Royal Courts of Justice

Strand

London WC2

Tuesday, 23rd March 2004

B E F O R E:

MR JUSTICE KEITH

THE QUEEN ON THE APPLICATION OF MID-DEVON DISTRICT COUNCIL

(CLAIMANT)

-v-

(1) FIRST SECRETARY OF STATE

(2) MR R H STEVENS and MRS L E STEVENS

(DEFENDANTS)

Computer-Aided Transcript of the Stenograph Notes of

Smith Bernal Wordwave Limited

190 Fleet Street London EC4A 2AG

Tel No: 020 7404 1400 Fax No: 020 7831 8838

(Official Shorthand Writers to the Court)

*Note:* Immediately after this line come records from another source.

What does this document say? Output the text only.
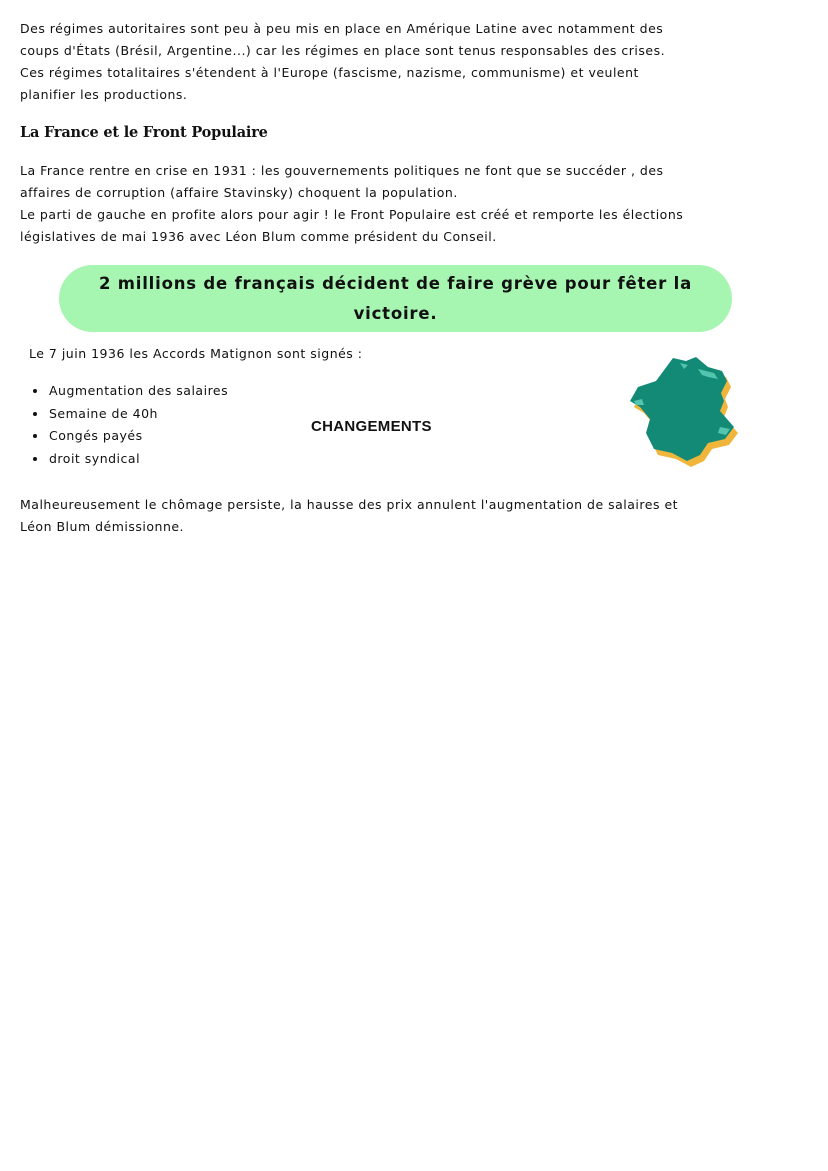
Des régimes autoritaires sont peu à peu mis en place en Amérique Latine avec notamment des

coups d'États (Brésil, Argentine...) car les régimes en place sont tenus responsables des crises.

Ces régimes totalitaires s'étendent à l'Europe (fascisme, nazisme, communisme) et veulent

planifier les productions.

La France et le Front Populaire

La France rentre en crise en 1931 : les gouvernements politiques ne font que se succéder , des

affaires de corruption (affaire Stavinsky) choquent la population.

Le parti de gauche en profite alors pour agir ! le Front Populaire est créé et remporte les élections

législatives de mai 1936 avec Léon Blum comme président du Conseil.

2 millions de français décident de faire grève pour fêter la victoire.
Le 7 juin 1936 les Accords Matignon sont signés :
Augmentation des salaires
Semaine de 40h
Congés payés
droit syndical
CHANGEMENTS

Malheureusement le chômage persiste, la hausse des prix annulent l'augmentation de salaires et

Léon Blum démissionne.
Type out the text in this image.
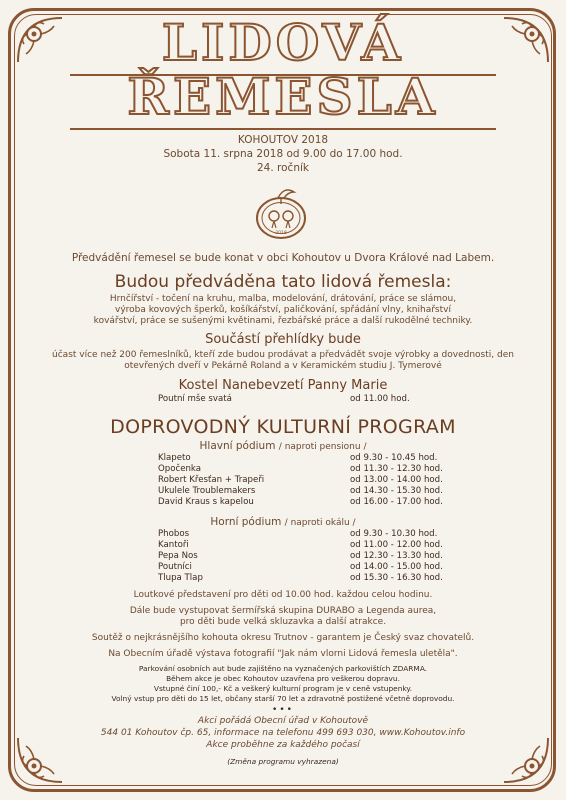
LIDOVÁ
ŘEMESLA
KOHOUTOV 2018
Sobota 11. srpna 2018 od 9.00 do 17.00 hod.
24. ročník
2018
Předvádění řemesel se bude konat v obci Kohoutov u Dvora Králové nad Labem.
Budou předváděna tato lidová řemesla:
Hrnčířství - točení na kruhu, malba, modelování, drátování, práce se slámou,
výroba kovových šperků, košíkářství, paličkování, spřádání vlny, knihařství
kovářství, práce se sušenými květinami, řezbářské práce a další rukodělné techniky.
Součástí přehlídky bude
účast více než 200 řemeslníků, kteří zde budou prodávat a předvádět svoje výrobky a dovednosti, den
otevřených dveří v Pekárně Roland a v Keramickém studiu J. Tymerové
Kostel Nanebevzetí Panny Marie
Poutní mše svatá	od 11.00 hod.
DOPROVODNÝ KULTURNÍ PROGRAM
Hlavní pódium / naproti pensionu /
Klapeto	od 9.30 - 10.45 hod.
Opočenka	od 11.30 - 12.30 hod.
Robert Křesťan + Trapeři	od 13.00 - 14.00 hod.
Ukulele Troublemakers	od 14.30 - 15.30 hod.
David Kraus s kapelou	od 16.00 - 17.00 hod.
Horní pódium / naproti okálu /
Phobos	od 9.30 - 10.30 hod.
Kantoři	od 11.00 - 12.00 hod.
Pepa Nos	od 12.30 - 13.30 hod.
Poutníci	od 14.00 - 15.00 hod.
Tlupa Tlap	od 15.30 - 16.30 hod.
Loutkové představení pro děti od 10.00 hod. každou celou hodinu.
Dále bude vystupovat šermířská skupina DURABO a Legenda aurea,
pro děti bude velká skluzavka a další atrakce.
Soutěž o nejkrásnějšího kohouta okresu Trutnov - garantem je Český svaz chovatelů.
Na Obecním úřadě výstava fotografií "Jak nám vlorni Lidová řemesla uletěla".
Parkování osobních aut bude zajištěno na vyznačených parkovištích ZDARMA.
Během akce je obec Kohoutov uzavřena pro veškerou dopravu.
Vstupné činí 100,- Kč a veškerý kulturní program je v ceně vstupenky.
Volný vstup pro děti do 15 let, občany starší 70 let a zdravotně postižené včetně doprovodu.
•••
Akci pořádá Obecní úřad v Kohoutově
544 01 Kohoutov čp. 65, informace na telefonu 499 693 030, www.Kohoutov.info
Akce proběhne za každého počasí
(Změna programu vyhrazena)
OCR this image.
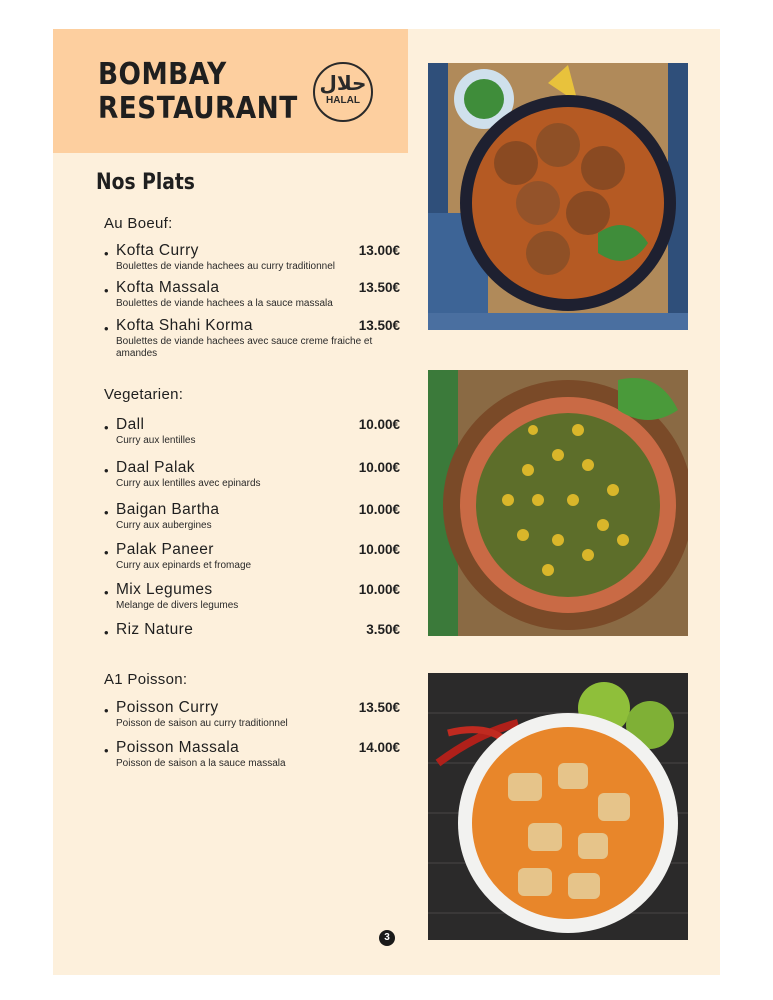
BOMBAY
RESTAURANT
حلال
HALAL
Nos Plats
Au Boeuf:
• Kofta Curry	13.00€
Boulettes de viande hachees au curry traditionnel
• Kofta Massala	13.50€
Boulettes de viande hachees a la sauce massala
• Kofta Shahi Korma	13.50€
Boulettes de viande hachees avec sauce creme fraiche et amandes
Vegetarien:
• Dall	10.00€
Curry aux lentilles
• Daal Palak	10.00€
Curry aux lentilles avec epinards
• Baigan Bartha	10.00€
Curry aux aubergines
• Palak Paneer	10.00€
Curry aux epinards et fromage
• Mix Legumes	10.00€
Melange de divers legumes
• Riz Nature	3.50€
A1 Poisson:
• Poisson Curry	13.50€
Poisson de saison au curry traditionnel
• Poisson Massala	14.00€
Poisson de saison a la sauce massala
3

MISS J RICHARDS (instructed by NABARRO NATHANSON) appeared on behalf of the CLAIMANT

THE DEFENDANTS DID NOT APPEAR AND WERE NOT REPRESENTED

J U D G M E N T

Tuesday, 23rd March 2004

1.

MR JUSTICE KEITH: When foot and mouth disease broke out early in 2001, the Ministry of Agriculture, Fisheries and Food ("the Ministry") wanted to identify and establish sites which could be used as holding and disposal sites for animal carcasses as part of its programme for containing and eradicating the disease. One of the sites offered to the Ministry was Westlake Farm, Oakford, Tiverton, Devon. It was owned by Richard and Lorraine Stevens. The Ministry accepted their offer, and carried out large-scale engineering operations in connection with the construction of an animal carcass holding area. Over 20,000 tons of tarmac and hard core were laid over an area of about 5.5 hectares, and new vehicular access to a local road was formed.

2.

Unfortunately, contractual problems arose between Mr Stevens and the Ministry. These were not resolved, and the Ministry was required to leave the site. Since it had no legal interest in the land, the Ministry had to comply. The site was never used for its intended purpose. Since then the Department of the Environment, Food and Rural Affairs ("DEFRA"), which has taken over the Ministry's functions, has assured Mr and Mrs Stevens that it is willing to undertake the restoration of the site at its own expense, but it has not been possible to agree terms to compensate Mr and Mrs Stevens acceptable both to them and DEFRA.

3.

In due course, representatives of DEFRA met representatives of the local planning authority, Mid-Devon District Council ("the Council"), to discuss what could be done to break the deadlock. The Council decided to issue enforcement proceedings, and enforcement notices dated 19th March 2003 under section 172(1) of the Town and Country Planning Act 1990 ("the 1990 Act") were duly served on Mr and Mrs Stevens. Mr and Mrs Stevens responded by issuing an enforcement notice appeal dated 25th April 2003. The appeal was heard at an inquiry by the Inspector on 16th September 2003, and by a decision dated 29th September 2003 he allowed Mr and Mrs Stevens' appeal and quashed the enforcement notices. The Council now appeals under section 289 of the 1990 Act against the Inspector's decision, permission to appeal having been granted by Harrison J.

4.

The appeal to the Inspector turned on the application and effect of section 294(1) of the 1990 Act, which provides:

"No enforcement notice shall be issued under section 172 in respect of development carried out by or on behalf of the Crown after July 1, 1948 on land which was Crown land at the time when the development was carried out."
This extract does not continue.